Singapore (Platts)--2Jul2012
China's domestic thermal coal market will remain challenging in the third quarter of this year due to lower power demand growth and higher hydro power utilization, according to Japanese brokerage Nomura.
It also sees more non-coal-fired power alternatives like hydro, wind and nuclear projects being commissioned in the second half of the year in China.
"Rising cheap seaborne coal imports will likely drag down domestic prices and narrow the price gap, and power shortages during summer are not likely to be as severe as we had expected earlier," analyst Ivan Lee said in a research note dated June 29.
US coal exports jumped 31% to 107 million mt in 2011 compared to the previous year, with 39% of new supplies shipped to Korea, Japan, India and China, the analyst noted, adding that US coal represented 6% of the Asia-Pacific seaborne market.
At a time when European demand is weak, increased US availability of coal due to the glut of cheap shale gas there has seen more coal be diverted to Asia, creating a surplus in the Asia-Pacific region as China's power generation slows, the analyst said.
"Therefore, a rebound in coal prices, driven by supply response, could be subdued if coal-to-gas substitution continues and more coal from the US goes to the Asia-Pacific region," Lee said.
In China, the Qinhuangdao thermal coal spot price had fallen 7.2% week-on-week to 680 Yuan/mt as of June 25, the biggest one-week fall over the past three years, the analyst noted, adding that the Bohai-Rim Steam Coal Index had fallen 3.7% week-on-week to 702 Yuan/mt as of June 27.

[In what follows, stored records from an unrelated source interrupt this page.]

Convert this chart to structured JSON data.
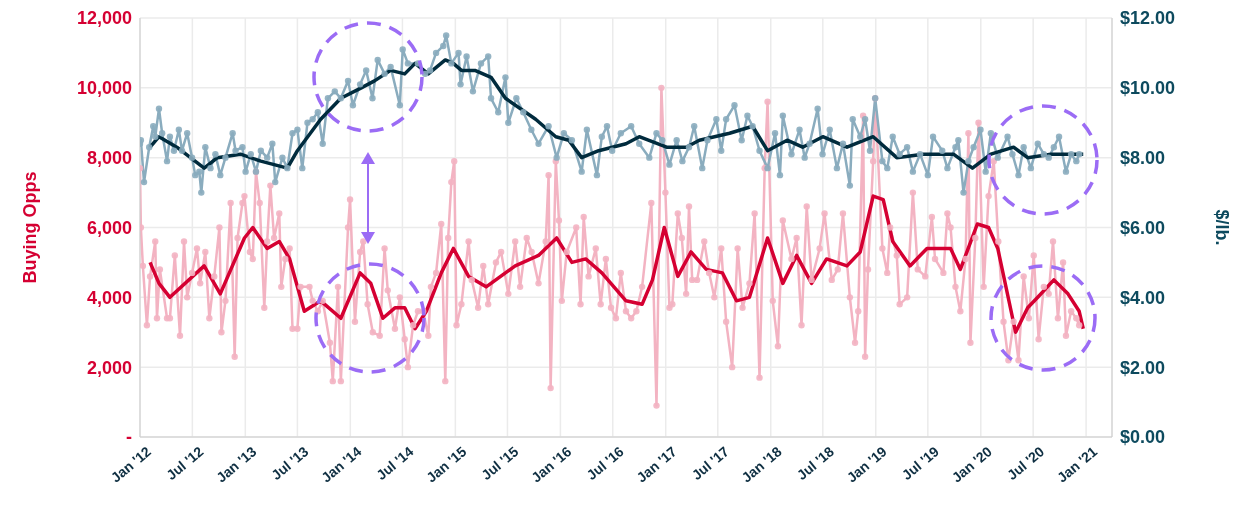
{
  "chart_data": {
    "type": "line",
    "ylabel": "Buying Opps",
    "y2label": "$/lb.",
    "xlim": [
      "2012-01-01",
      "2021-04-01"
    ],
    "xticks": [
      {
        "value": "2012-01-01",
        "label": "Jan '12"
      },
      {
        "value": "2012-07-01",
        "label": "Jul '12"
      },
      {
        "value": "2013-01-01",
        "label": "Jan '13"
      },
      {
        "value": "2013-07-01",
        "label": "Jul '13"
      },
      {
        "value": "2014-01-01",
        "label": "Jan '14"
      },
      {
        "value": "2014-07-01",
        "label": "Jul '14"
      },
      {
        "value": "2015-01-01",
        "label": "Jan '15"
      },
      {
        "value": "2015-07-01",
        "label": "Jul '15"
      },
      {
        "value": "2016-01-01",
        "label": "Jan '16"
      },
      {
        "value": "2016-07-01",
        "label": "Jul '16"
      },
      {
        "value": "2017-01-01",
        "label": "Jan '17"
      },
      {
        "value": "2017-07-01",
        "label": "Jul '17"
      },
      {
        "value": "2018-01-01",
        "label": "Jan '18"
      },
      {
        "value": "2018-07-01",
        "label": "Jul '18"
      },
      {
        "value": "2019-01-01",
        "label": "Jan '19"
      },
      {
        "value": "2019-07-01",
        "label": "Jul '19"
      },
      {
        "value": "2020-01-01",
        "label": "Jan '20"
      },
      {
        "value": "2020-07-01",
        "label": "Jul '20"
      },
      {
        "value": "2021-01-01",
        "label": "Jan '21"
      }
    ],
    "ylim": [
      0,
      12000
    ],
    "yticks": [
      {
        "value": 0,
        "label": "-"
      },
      {
        "value": 2000,
        "label": "2,000"
      },
      {
        "value": 4000,
        "label": "4,000"
      },
      {
        "value": 6000,
        "label": "6,000"
      },
      {
        "value": 8000,
        "label": "8,000"
      },
      {
        "value": 10000,
        "label": "10,000"
      },
      {
        "value": 12000,
        "label": "12,000"
      }
    ],
    "y2lim": [
      0,
      12
    ],
    "y2ticks": [
      {
        "value": 0,
        "label": "$0.00"
      },
      {
        "value": 2,
        "label": "$2.00"
      },
      {
        "value": 4,
        "label": "$4.00"
      },
      {
        "value": 6,
        "label": "$6.00"
      },
      {
        "value": 8,
        "label": "$8.00"
      },
      {
        "value": 10,
        "label": "$10.00"
      },
      {
        "value": 12,
        "label": "$12.00"
      }
    ],
    "grid": true,
    "series": [
      {
        "color": "#f3b3c2",
        "marker": "circle",
        "x": [
          "2012-01-01",
          "2012-01-04",
          "2012-01-11",
          "2012-01-25",
          "2012-02-05",
          "2012-02-23",
          "2012-02-29",
          "2012-03-10",
          "2012-04-04",
          "2012-04-14",
          "2012-05-01",
          "2012-05-19",
          "2012-06-02",
          "2012-06-13",
          "2012-06-30",
          "2012-07-17",
          "2012-07-28",
          "2012-08-15",
          "2012-08-29",
          "2012-09-15",
          "2012-10-03",
          "2012-10-10",
          "2012-10-24",
          "2012-11-11",
          "2012-11-25",
          "2012-12-05",
          "2012-12-22",
          "2012-12-29",
          "2013-01-17",
          "2013-01-27",
          "2013-02-07",
          "2013-02-20",
          "2013-03-08",
          "2013-03-18",
          "2013-03-29",
          "2013-04-11",
          "2013-04-29",
          "2013-05-06",
          "2013-05-20",
          "2013-06-04",
          "2013-06-14",
          "2013-07-01",
          "2013-07-12",
          "2013-08-12",
          "2013-08-23",
          "2013-09-10",
          "2013-09-27",
          "2013-10-22",
          "2013-11-01",
          "2013-11-19",
          "2013-11-29",
          "2013-12-24",
          "2013-12-31",
          "2014-01-17",
          "2014-02-04",
          "2014-02-15",
          "2014-03-02",
          "2014-03-20",
          "2014-04-13",
          "2014-04-30",
          "2014-05-11",
          "2014-06-05",
          "2014-06-22",
          "2014-07-09",
          "2014-07-20",
          "2014-08-07",
          "2014-08-24",
          "2014-09-11",
          "2014-09-29",
          "2014-10-08",
          "2014-10-26",
          "2014-11-13",
          "2014-11-27",
          "2014-12-07",
          "2014-12-18",
          "2014-12-28",
          "2015-01-05",
          "2015-01-22",
          "2015-02-16",
          "2015-02-27",
          "2015-03-21",
          "2015-04-08",
          "2015-04-25",
          "2015-05-22",
          "2015-06-09",
          "2015-07-04",
          "2015-07-28",
          "2015-08-14",
          "2015-09-06",
          "2015-09-23",
          "2015-10-17",
          "2015-11-11",
          "2015-11-21",
          "2015-11-28",
          "2015-12-16",
          "2015-12-27",
          "2016-01-06",
          "2016-01-23",
          "2016-02-25",
          "2016-03-11",
          "2016-03-22",
          "2016-04-08",
          "2016-05-03",
          "2016-05-20",
          "2016-06-07",
          "2016-06-25",
          "2016-07-12",
          "2016-07-29",
          "2016-08-16",
          "2016-09-03",
          "2016-09-21",
          "2016-10-11",
          "2016-11-12",
          "2016-11-30",
          "2016-12-17",
          "2016-12-31",
          "2017-01-14",
          "2017-01-24",
          "2017-02-12",
          "2017-02-26",
          "2017-03-13",
          "2017-03-23",
          "2017-04-03",
          "2017-04-20",
          "2017-05-15",
          "2017-06-01",
          "2017-06-19",
          "2017-07-13",
          "2017-07-30",
          "2017-08-20",
          "2017-09-08",
          "2017-09-25",
          "2017-10-19",
          "2017-11-06",
          "2017-11-23",
          "2017-12-11",
          "2017-12-21",
          "2018-01-08",
          "2018-01-26",
          "2018-02-12",
          "2018-03-14",
          "2018-04-01",
          "2018-04-18",
          "2018-05-06",
          "2018-05-23",
          "2018-06-20",
          "2018-07-07",
          "2018-08-01",
          "2018-08-22",
          "2018-09-09",
          "2018-10-03",
          "2018-10-21",
          "2018-11-01",
          "2018-11-18",
          "2018-11-25",
          "2018-12-05",
          "2018-12-23",
          "2018-12-30",
          "2019-01-24",
          "2019-02-10",
          "2019-02-20",
          "2019-03-15",
          "2019-03-25",
          "2019-04-20",
          "2019-05-10",
          "2019-05-27",
          "2019-06-22",
          "2019-07-15",
          "2019-07-26",
          "2019-08-24",
          "2019-09-07",
          "2019-09-18",
          "2019-10-05",
          "2019-10-22",
          "2019-11-09",
          "2019-11-19",
          "2019-11-26",
          "2019-12-13",
          "2019-12-24",
          "2020-01-11",
          "2020-01-28",
          "2020-02-15",
          "2020-03-02",
          "2020-03-20",
          "2020-04-06",
          "2020-04-24",
          "2020-05-11",
          "2020-05-29",
          "2020-06-16",
          "2020-07-03",
          "2020-07-20",
          "2020-08-07",
          "2020-08-24",
          "2020-09-08",
          "2020-09-25",
          "2020-10-13",
          "2020-10-23",
          "2020-11-10",
          "2020-11-28",
          "2020-12-08"
        ],
        "values": [
          7700,
          6000,
          4900,
          3200,
          4600,
          5600,
          3400,
          4800,
          3400,
          3400,
          5200,
          2900,
          5600,
          4000,
          4700,
          5400,
          4400,
          5300,
          3400,
          4600,
          6000,
          3000,
          3900,
          6700,
          2300,
          5700,
          6700,
          6900,
          5300,
          5100,
          7600,
          6700,
          3700,
          5600,
          7200,
          5700,
          6400,
          4300,
          5100,
          5400,
          3100,
          3100,
          4300,
          4300,
          3900,
          3600,
          3900,
          2700,
          1600,
          4300,
          1600,
          6000,
          6800,
          3300,
          5300,
          5600,
          3800,
          3000,
          2900,
          5400,
          4200,
          3100,
          4000,
          2800,
          2000,
          3200,
          3600,
          3600,
          2900,
          4300,
          4700,
          6100,
          1600,
          5700,
          7300,
          7900,
          3200,
          3800,
          5600,
          4500,
          3700,
          4900,
          3800,
          5000,
          5300,
          4100,
          5600,
          4300,
          5700,
          5300,
          4400,
          5600,
          7500,
          1400,
          7900,
          6200,
          3900,
          5300,
          6000,
          3800,
          6300,
          4600,
          5400,
          3800,
          5100,
          3700,
          3400,
          4700,
          3600,
          3400,
          3600,
          4300,
          6700,
          900,
          10000,
          7000,
          3700,
          3800,
          6400,
          5700,
          4100,
          6600,
          4500,
          4500,
          5600,
          4700,
          4000,
          5400,
          3300,
          2000,
          5400,
          3700,
          4400,
          6400,
          1700,
          7700,
          9600,
          3900,
          2600,
          6200,
          5100,
          5700,
          3200,
          6600,
          4500,
          5400,
          6400,
          4500,
          4800,
          6400,
          4000,
          2700,
          3600,
          9200,
          2300,
          4800,
          7900,
          9700,
          5400,
          4700,
          6000,
          5200,
          3800,
          4000,
          7000,
          4800,
          4600,
          6300,
          5100,
          4700,
          6400,
          6000,
          4300,
          3600,
          5100,
          8700,
          2700,
          5700,
          9000,
          4300,
          6900,
          7900,
          5600,
          3300,
          2200,
          3300,
          2200,
          4600,
          3400,
          5200,
          2800,
          4300,
          4100,
          5600,
          3400,
          5000,
          2900,
          3600,
          3400,
          3200
        ]
      },
      {
        "color": "#8aacbe",
        "marker": "circle",
        "axis": "y2",
        "x": [
          "2012-01-01",
          "2012-01-04",
          "2012-01-15",
          "2012-02-02",
          "2012-02-16",
          "2012-02-23",
          "2012-03-07",
          "2012-03-18",
          "2012-04-04",
          "2012-04-14",
          "2012-04-28",
          "2012-05-15",
          "2012-05-26",
          "2012-06-13",
          "2012-06-30",
          "2012-07-11",
          "2012-07-25",
          "2012-08-01",
          "2012-08-15",
          "2012-09-02",
          "2012-09-19",
          "2012-10-06",
          "2012-10-24",
          "2012-11-18",
          "2012-11-28",
          "2012-12-22",
          "2013-01-02",
          "2013-01-20",
          "2013-02-07",
          "2013-02-24",
          "2013-03-18",
          "2013-04-05",
          "2013-04-15",
          "2013-05-10",
          "2013-05-27",
          "2013-06-14",
          "2013-07-01",
          "2013-07-18",
          "2013-08-05",
          "2013-08-23",
          "2013-09-10",
          "2013-09-27",
          "2013-10-15",
          "2013-11-08",
          "2013-11-29",
          "2013-12-24",
          "2014-01-10",
          "2014-02-04",
          "2014-02-25",
          "2014-03-19",
          "2014-04-06",
          "2014-04-30",
          "2014-05-21",
          "2014-06-22",
          "2014-07-02",
          "2014-07-20",
          "2014-08-24",
          "2014-09-18",
          "2014-10-05",
          "2014-10-26",
          "2014-11-20",
          "2014-11-30",
          "2014-12-18",
          "2015-01-12",
          "2015-01-19",
          "2015-02-09",
          "2015-03-03",
          "2015-03-31",
          "2015-04-25",
          "2015-05-05",
          "2015-05-30",
          "2015-06-24",
          "2015-07-04",
          "2015-08-01",
          "2015-08-25",
          "2015-09-22",
          "2015-10-17",
          "2015-11-21",
          "2015-12-19",
          "2016-01-13",
          "2016-02-10",
          "2016-03-15",
          "2016-04-02",
          "2016-05-07",
          "2016-05-24",
          "2016-06-11",
          "2016-06-29",
          "2016-07-29",
          "2016-09-03",
          "2016-10-01",
          "2016-11-05",
          "2016-11-30",
          "2016-12-20",
          "2017-01-14",
          "2017-02-08",
          "2017-02-28",
          "2017-03-23",
          "2017-04-10",
          "2017-05-08",
          "2017-05-26",
          "2017-06-26",
          "2017-07-13",
          "2017-07-30",
          "2017-08-28",
          "2017-09-22",
          "2017-10-12",
          "2017-10-30",
          "2017-11-23",
          "2017-12-21",
          "2018-01-16",
          "2018-02-02",
          "2018-02-12",
          "2018-03-14",
          "2018-04-11",
          "2018-04-29",
          "2018-05-16",
          "2018-06-13",
          "2018-06-30",
          "2018-07-25",
          "2018-08-19",
          "2018-09-09",
          "2018-10-03",
          "2018-10-13",
          "2018-11-08",
          "2018-11-25",
          "2018-12-12",
          "2018-12-30",
          "2019-01-24",
          "2019-02-10",
          "2019-03-01",
          "2019-03-25",
          "2019-04-20",
          "2019-05-10",
          "2019-06-04",
          "2019-07-01",
          "2019-07-19",
          "2019-08-20",
          "2019-09-07",
          "2019-10-05",
          "2019-10-15",
          "2019-11-02",
          "2019-11-19",
          "2019-12-07",
          "2019-12-31",
          "2020-01-18",
          "2020-02-05",
          "2020-02-29",
          "2020-04-03",
          "2020-04-20",
          "2020-05-11",
          "2020-05-29",
          "2020-06-23",
          "2020-07-17",
          "2020-08-07",
          "2020-08-24",
          "2020-09-11",
          "2020-09-29",
          "2020-10-23",
          "2020-11-10",
          "2020-11-28",
          "2020-12-08"
        ],
        "values": [
          8.4,
          8.5,
          7.3,
          8.3,
          8.9,
          8.6,
          9.4,
          8.7,
          7.9,
          8.6,
          8.2,
          8.8,
          8.2,
          8.7,
          8.0,
          7.5,
          7.6,
          7.0,
          8.3,
          7.7,
          8.1,
          7.5,
          8.0,
          8.7,
          8.2,
          8.3,
          7.6,
          8.1,
          7.6,
          8.2,
          8.0,
          8.4,
          7.3,
          8.0,
          7.7,
          8.7,
          8.8,
          7.7,
          9.0,
          9.1,
          9.3,
          8.4,
          9.7,
          9.9,
          9.7,
          10.2,
          9.5,
          10.1,
          10.5,
          9.7,
          10.8,
          10.4,
          10.6,
          9.5,
          11.1,
          10.7,
          10.7,
          10.4,
          10.5,
          11.0,
          11.2,
          11.5,
          10.7,
          11.0,
          10.1,
          10.9,
          9.9,
          10.7,
          10.9,
          9.7,
          9.3,
          10.3,
          9.0,
          9.7,
          9.3,
          8.8,
          8.4,
          8.9,
          8.0,
          8.7,
          8.5,
          7.6,
          8.8,
          7.5,
          8.6,
          8.9,
          8.2,
          8.7,
          8.9,
          8.4,
          8.0,
          8.7,
          8.5,
          7.8,
          8.5,
          7.9,
          8.3,
          8.9,
          7.7,
          8.5,
          9.1,
          8.2,
          9.1,
          9.5,
          8.5,
          9.2,
          8.9,
          8.2,
          7.7,
          8.7,
          7.5,
          9.2,
          8.1,
          8.8,
          8.0,
          8.4,
          9.4,
          8.1,
          8.8,
          7.7,
          8.4,
          7.2,
          9.1,
          8.6,
          9.1,
          8.2,
          9.7,
          7.9,
          7.7,
          8.6,
          8.1,
          8.3,
          7.6,
          8.1,
          7.5,
          8.6,
          8.2,
          7.7,
          8.3,
          8.5,
          7.0,
          7.9,
          8.3,
          8.8,
          7.6,
          8.7,
          8.0,
          8.6,
          8.1,
          7.5,
          8.3,
          7.7,
          8.4,
          8.1,
          8.0,
          8.3,
          8.6,
          7.6,
          8.1,
          7.9,
          8.1
        ]
      },
      {
        "color": "#d50032",
        "marker": "none",
        "x": [
          "2012-02-05",
          "2012-03-07",
          "2012-04-14",
          "2012-08-11",
          "2012-10-06",
          "2012-12-29",
          "2013-01-27",
          "2013-03-18",
          "2013-04-29",
          "2013-06-04",
          "2013-07-25",
          "2013-09-20",
          "2013-11-29",
          "2014-02-04",
          "2014-03-13",
          "2014-04-24",
          "2014-06-05",
          "2014-07-09",
          "2014-08-14",
          "2014-09-22",
          "2014-11-13",
          "2014-12-25",
          "2015-02-16",
          "2015-04-18",
          "2015-06-24",
          "2015-07-28",
          "2015-10-17",
          "2015-12-19",
          "2016-02-10",
          "2016-03-29",
          "2016-05-24",
          "2016-08-16",
          "2016-10-11",
          "2016-11-16",
          "2016-12-27",
          "2017-02-12",
          "2017-03-30",
          "2017-05-22",
          "2017-07-17",
          "2017-09-04",
          "2017-10-19",
          "2017-12-21",
          "2018-02-12",
          "2018-04-01",
          "2018-05-23",
          "2018-07-14",
          "2018-09-23",
          "2018-11-08",
          "2018-12-23",
          "2019-01-27",
          "2019-03-01",
          "2019-04-30",
          "2019-06-28",
          "2019-09-18",
          "2019-10-22",
          "2019-12-20",
          "2020-01-28",
          "2020-02-29",
          "2020-05-01",
          "2020-06-12",
          "2020-07-17",
          "2020-09-11",
          "2020-10-30",
          "2020-12-08",
          "2020-12-22"
        ],
        "values": [
          5000,
          4400,
          4000,
          4900,
          4100,
          5700,
          6000,
          5400,
          5600,
          5100,
          3600,
          3900,
          3400,
          4700,
          4400,
          3400,
          3700,
          3700,
          3100,
          3600,
          4700,
          5400,
          4600,
          4300,
          4700,
          4900,
          5200,
          5700,
          5000,
          5100,
          4700,
          3900,
          3800,
          4500,
          6000,
          4600,
          5300,
          4800,
          4700,
          3900,
          4000,
          5700,
          4400,
          5200,
          4400,
          5100,
          4900,
          5300,
          6900,
          6800,
          5600,
          4900,
          5400,
          5400,
          4800,
          6100,
          6000,
          5400,
          3000,
          3700,
          4000,
          4500,
          4100,
          3600,
          3100
        ]
      },
      {
        "color": "#002b3d",
        "marker": "none",
        "axis": "y2",
        "x": [
          "2012-02-05",
          "2012-03-07",
          "2012-05-08",
          "2012-08-11",
          "2012-09-26",
          "2012-12-15",
          "2013-02-24",
          "2013-05-27",
          "2013-07-01",
          "2013-09-20",
          "2013-11-29",
          "2014-02-08",
          "2014-03-26",
          "2014-05-21",
          "2014-07-09",
          "2014-08-14",
          "2014-09-29",
          "2014-11-27",
          "2014-12-25",
          "2015-01-22",
          "2015-03-10",
          "2015-05-05",
          "2015-06-24",
          "2015-10-07",
          "2015-12-16",
          "2016-01-30",
          "2016-03-15",
          "2016-05-13",
          "2016-08-16",
          "2016-10-01",
          "2017-01-04",
          "2017-03-13",
          "2017-04-28",
          "2017-08-11",
          "2017-10-30",
          "2017-12-21",
          "2018-02-27",
          "2018-04-22",
          "2018-07-01",
          "2018-09-23",
          "2018-12-23",
          "2019-03-15",
          "2019-06-14",
          "2019-09-28",
          "2019-12-03",
          "2020-02-05",
          "2020-04-24",
          "2020-06-12",
          "2020-09-01",
          "2020-12-22"
        ],
        "values": [
          8.3,
          8.6,
          8.3,
          7.7,
          8.0,
          8.1,
          7.9,
          7.7,
          8.2,
          9.1,
          9.7,
          10.0,
          10.2,
          10.5,
          10.4,
          10.7,
          10.4,
          10.8,
          10.7,
          10.5,
          10.5,
          10.3,
          9.7,
          9.1,
          8.6,
          8.5,
          8.0,
          8.2,
          8.4,
          8.6,
          8.3,
          8.3,
          8.5,
          8.7,
          8.9,
          8.2,
          8.5,
          8.3,
          8.6,
          8.3,
          8.6,
          8.0,
          8.1,
          8.1,
          7.7,
          8.1,
          8.3,
          8.0,
          8.1,
          8.1
        ]
      }
    ]
  }
}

In Guangzhou port, coal sourced from Qinhuangdao was at a 10.3% premium to that sourced from Newcastle, Australia, the analyst said.
A further increase in Chinese imports of seaborne coal could likely be triggered by the cheap international coal prices, which are still trading at a 10% discount to Chinese domestic market, the analyst said.
"We see limited downside risk for seaborne coal prices but a potential 10-15% downside for Chinese prices," the analyst said, adding that Chinese spot coal prices could bottom in the third quarter of this year and remain low for the rest of the year.